Peer-based recovery support services (P-BRSS) and the broader and more distinct arena of recovery coaching are growing exponentially in the United States and other countries. Peers, generally defined as people with lived experience of addiction recovery, are providing a wide variety of support services from initial outreach and engagement to long-term personal/family recovery support and doing so within a growing variety of service settings, including recovery community organizations, harm reduction programs, addiction treatment programs, primary health care facilities, the criminal justice system, and the child welfare system. The growth of P-BRSS has triggered policy makers, planners, payors, and local service providers to question the degree to which such expansions are justified by studies of the effectiveness of such services.

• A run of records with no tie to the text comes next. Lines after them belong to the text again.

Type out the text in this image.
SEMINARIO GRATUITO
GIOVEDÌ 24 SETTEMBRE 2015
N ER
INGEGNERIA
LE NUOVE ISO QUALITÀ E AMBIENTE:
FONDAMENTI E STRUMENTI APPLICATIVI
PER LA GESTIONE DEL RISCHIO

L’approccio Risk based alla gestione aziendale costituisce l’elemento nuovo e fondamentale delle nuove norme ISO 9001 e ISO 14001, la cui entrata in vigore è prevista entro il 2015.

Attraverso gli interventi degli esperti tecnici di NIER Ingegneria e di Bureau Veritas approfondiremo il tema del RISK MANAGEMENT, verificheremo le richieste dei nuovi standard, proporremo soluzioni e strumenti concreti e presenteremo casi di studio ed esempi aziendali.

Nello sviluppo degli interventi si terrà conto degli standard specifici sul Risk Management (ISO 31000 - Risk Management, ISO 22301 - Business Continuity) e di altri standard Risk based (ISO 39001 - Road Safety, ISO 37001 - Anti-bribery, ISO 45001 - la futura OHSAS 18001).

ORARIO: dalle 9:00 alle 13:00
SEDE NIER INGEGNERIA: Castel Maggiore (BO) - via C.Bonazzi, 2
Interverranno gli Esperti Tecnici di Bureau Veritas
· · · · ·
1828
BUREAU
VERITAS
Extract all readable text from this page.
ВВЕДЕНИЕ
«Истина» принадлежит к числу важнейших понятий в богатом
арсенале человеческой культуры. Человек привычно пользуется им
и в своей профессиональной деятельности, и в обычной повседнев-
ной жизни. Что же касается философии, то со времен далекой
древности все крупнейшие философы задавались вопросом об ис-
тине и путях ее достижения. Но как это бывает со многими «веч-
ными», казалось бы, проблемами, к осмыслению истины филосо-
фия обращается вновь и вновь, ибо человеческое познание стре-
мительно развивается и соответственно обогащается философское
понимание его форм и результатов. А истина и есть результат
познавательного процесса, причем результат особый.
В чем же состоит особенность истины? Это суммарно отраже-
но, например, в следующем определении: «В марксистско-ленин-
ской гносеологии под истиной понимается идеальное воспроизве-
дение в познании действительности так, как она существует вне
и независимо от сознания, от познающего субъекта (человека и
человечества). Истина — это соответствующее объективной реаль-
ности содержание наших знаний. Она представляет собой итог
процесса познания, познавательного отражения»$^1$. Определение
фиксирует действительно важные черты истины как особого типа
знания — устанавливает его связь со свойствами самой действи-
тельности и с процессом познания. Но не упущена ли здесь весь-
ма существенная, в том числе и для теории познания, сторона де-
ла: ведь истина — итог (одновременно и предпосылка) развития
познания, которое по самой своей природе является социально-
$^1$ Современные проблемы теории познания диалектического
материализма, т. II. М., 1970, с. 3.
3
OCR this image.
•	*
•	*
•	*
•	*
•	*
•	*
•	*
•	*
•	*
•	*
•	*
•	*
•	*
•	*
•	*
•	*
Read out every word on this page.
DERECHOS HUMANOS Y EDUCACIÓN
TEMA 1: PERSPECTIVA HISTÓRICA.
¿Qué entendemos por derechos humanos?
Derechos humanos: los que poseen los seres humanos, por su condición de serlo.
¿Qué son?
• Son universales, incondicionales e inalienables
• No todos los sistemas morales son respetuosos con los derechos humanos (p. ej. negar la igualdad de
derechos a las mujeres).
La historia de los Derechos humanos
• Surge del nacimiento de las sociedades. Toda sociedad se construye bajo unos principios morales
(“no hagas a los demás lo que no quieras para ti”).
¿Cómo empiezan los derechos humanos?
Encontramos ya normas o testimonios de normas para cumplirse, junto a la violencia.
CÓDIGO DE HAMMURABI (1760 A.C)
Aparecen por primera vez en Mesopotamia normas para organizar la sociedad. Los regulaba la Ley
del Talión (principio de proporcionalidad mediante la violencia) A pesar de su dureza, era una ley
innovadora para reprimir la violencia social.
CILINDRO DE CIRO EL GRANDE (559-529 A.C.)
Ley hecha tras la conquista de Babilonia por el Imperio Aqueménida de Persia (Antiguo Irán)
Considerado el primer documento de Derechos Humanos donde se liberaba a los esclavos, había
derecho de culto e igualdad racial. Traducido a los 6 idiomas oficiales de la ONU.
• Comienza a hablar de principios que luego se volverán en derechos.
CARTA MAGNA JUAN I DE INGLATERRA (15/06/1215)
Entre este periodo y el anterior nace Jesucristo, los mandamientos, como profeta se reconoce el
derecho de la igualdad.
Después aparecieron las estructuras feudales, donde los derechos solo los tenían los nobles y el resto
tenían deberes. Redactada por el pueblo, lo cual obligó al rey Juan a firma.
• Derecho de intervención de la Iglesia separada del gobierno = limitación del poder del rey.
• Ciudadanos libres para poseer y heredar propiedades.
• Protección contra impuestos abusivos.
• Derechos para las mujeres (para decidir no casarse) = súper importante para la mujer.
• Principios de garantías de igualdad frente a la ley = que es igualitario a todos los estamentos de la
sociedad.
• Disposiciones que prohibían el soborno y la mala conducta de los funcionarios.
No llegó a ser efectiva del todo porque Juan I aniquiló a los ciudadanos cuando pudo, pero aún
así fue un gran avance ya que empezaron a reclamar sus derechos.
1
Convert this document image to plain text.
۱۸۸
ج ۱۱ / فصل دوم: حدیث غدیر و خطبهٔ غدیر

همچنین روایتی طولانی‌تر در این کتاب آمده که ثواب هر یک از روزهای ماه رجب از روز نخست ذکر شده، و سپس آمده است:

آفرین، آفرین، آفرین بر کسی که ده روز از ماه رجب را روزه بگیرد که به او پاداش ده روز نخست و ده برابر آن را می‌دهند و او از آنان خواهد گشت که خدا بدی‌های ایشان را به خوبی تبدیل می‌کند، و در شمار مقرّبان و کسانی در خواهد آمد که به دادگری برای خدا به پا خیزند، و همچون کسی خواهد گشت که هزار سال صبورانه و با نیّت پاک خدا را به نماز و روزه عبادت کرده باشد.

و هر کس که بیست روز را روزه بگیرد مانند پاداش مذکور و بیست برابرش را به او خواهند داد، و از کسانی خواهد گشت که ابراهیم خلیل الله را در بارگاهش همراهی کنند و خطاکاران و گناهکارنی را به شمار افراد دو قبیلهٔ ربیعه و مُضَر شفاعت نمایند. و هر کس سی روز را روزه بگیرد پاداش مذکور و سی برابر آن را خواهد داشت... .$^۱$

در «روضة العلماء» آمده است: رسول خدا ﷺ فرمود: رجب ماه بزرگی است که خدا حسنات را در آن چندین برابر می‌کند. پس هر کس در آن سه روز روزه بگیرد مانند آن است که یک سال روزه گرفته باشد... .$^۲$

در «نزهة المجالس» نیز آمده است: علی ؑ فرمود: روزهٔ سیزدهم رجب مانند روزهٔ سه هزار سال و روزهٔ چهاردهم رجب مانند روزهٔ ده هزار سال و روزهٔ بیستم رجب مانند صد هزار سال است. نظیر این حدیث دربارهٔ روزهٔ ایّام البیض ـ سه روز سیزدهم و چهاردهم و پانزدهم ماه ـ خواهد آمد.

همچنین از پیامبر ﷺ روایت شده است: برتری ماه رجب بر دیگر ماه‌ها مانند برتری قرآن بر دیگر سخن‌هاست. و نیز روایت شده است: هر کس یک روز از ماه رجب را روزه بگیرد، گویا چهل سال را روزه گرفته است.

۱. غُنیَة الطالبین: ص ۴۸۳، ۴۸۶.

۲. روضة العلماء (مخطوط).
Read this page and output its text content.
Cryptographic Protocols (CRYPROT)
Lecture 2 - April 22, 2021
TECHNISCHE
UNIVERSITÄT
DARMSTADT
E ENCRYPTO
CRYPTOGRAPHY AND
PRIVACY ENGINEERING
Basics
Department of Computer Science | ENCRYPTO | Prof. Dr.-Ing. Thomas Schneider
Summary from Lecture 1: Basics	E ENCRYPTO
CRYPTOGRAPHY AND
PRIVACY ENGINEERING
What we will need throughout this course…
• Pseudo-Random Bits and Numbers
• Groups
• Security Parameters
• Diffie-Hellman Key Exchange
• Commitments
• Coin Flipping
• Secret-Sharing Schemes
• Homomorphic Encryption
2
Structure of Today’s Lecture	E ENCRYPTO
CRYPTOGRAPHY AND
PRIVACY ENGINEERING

Scientific evaluation of the effects of P-BRSS on long-term recovery outcomes has been plagued by widely varying role definitions, diverse service settings and populations, small samples, short follow-up periods, lack of consensus on outcome measures, and a lack of comparison or control groups. While studies of greater methodological rigor are clearly needed, the number and quality of such studies has increased to a point to warrant recent reviews of the available scientific literature. The evolution of review findings between 2009 and 2016 are revealed in the following summary statements.
“There are independent studies of particular peer-based recovery support services that have been linked to enhanced engagement, access, treatment completion, and improved long-term recovery.…Positive studies of key service elements provided by recovery coaches suggest that P-BRSS [peer-based recovery support services] is a potentially promising practice as an adjunct to addiction treatment. Any determination of the extent to which P-BRSS can elevate long-term recovery outcomes will require additional studies of such services.” (White, 2009)
“Studies [of peer recovery support for individuals with substance use disorders] demonstrate improved relationships with providers and social supports, increased satisfaction with the treatment experience overall, reduced rates of relapse, and increased retention in treatment. It is clear that peer support services can provide a valuable approach to guiding consumers as they strive to achieve and maintain recovery.” (Rief, et al, 2014)
“…the general conclusion from the body of evidence is that participation of peers in recovery support interventions appears to have a salutary effect on participants and makes a positive contribution to substance use outcomes. The individuals studied generally had complex needs in addition to substance use issues and benefitted from the support of peers across diverse types of interventions.” (Bassuk, et al, 2016)
In my 2009 monograph on P-BRSS, I outlined a comprehensive recovery research agenda related to the design and delivery of such services. Although evaluations to date of P-BRSS suggest great promise, most of the questions posed within that proposed 2009 research agenda have yet to be studied and answered. Lacking a federal commitment to such research, those questions will need to be answered within state and local P-BRSS evaluation efforts. That process is underway.
Bassuk, E.L., Hanson, J., Greene, N., & Laudet. A. (2016). Peer-delivered recovery support services for addictions in the United States: A systematic review. Journal of Substance Abuse Treatment, 63, 1-9. DOI: 10.1016/j.jsat.2016.01.003
Reif, S., Braude, L., Lyman, D.R., Dougherty, R.H., Daniels, A.S., Ghose, S.S., Salim, O. & Delphin-Rittman, M.E. (2014). Peer recovery support for individuals with substance use disorders: Assessing the evidence, Psychiatric Services, 65, 853-861.
White, W. L. (2010). Non-clinical addiction recovery support services: History, rationale, models, potentials, and pitfalls. Alcoholism Treatment Quarterly, 28, 256-272.
White, W. L. (2009). Peer-based addiction recovery support: History, theory, practice, and scientific evaluation. Chicago, IL: Great Lakes Addiction Technology Transfer Center and Philadelphia Department of Behavioral Health and Mental Retardation Services.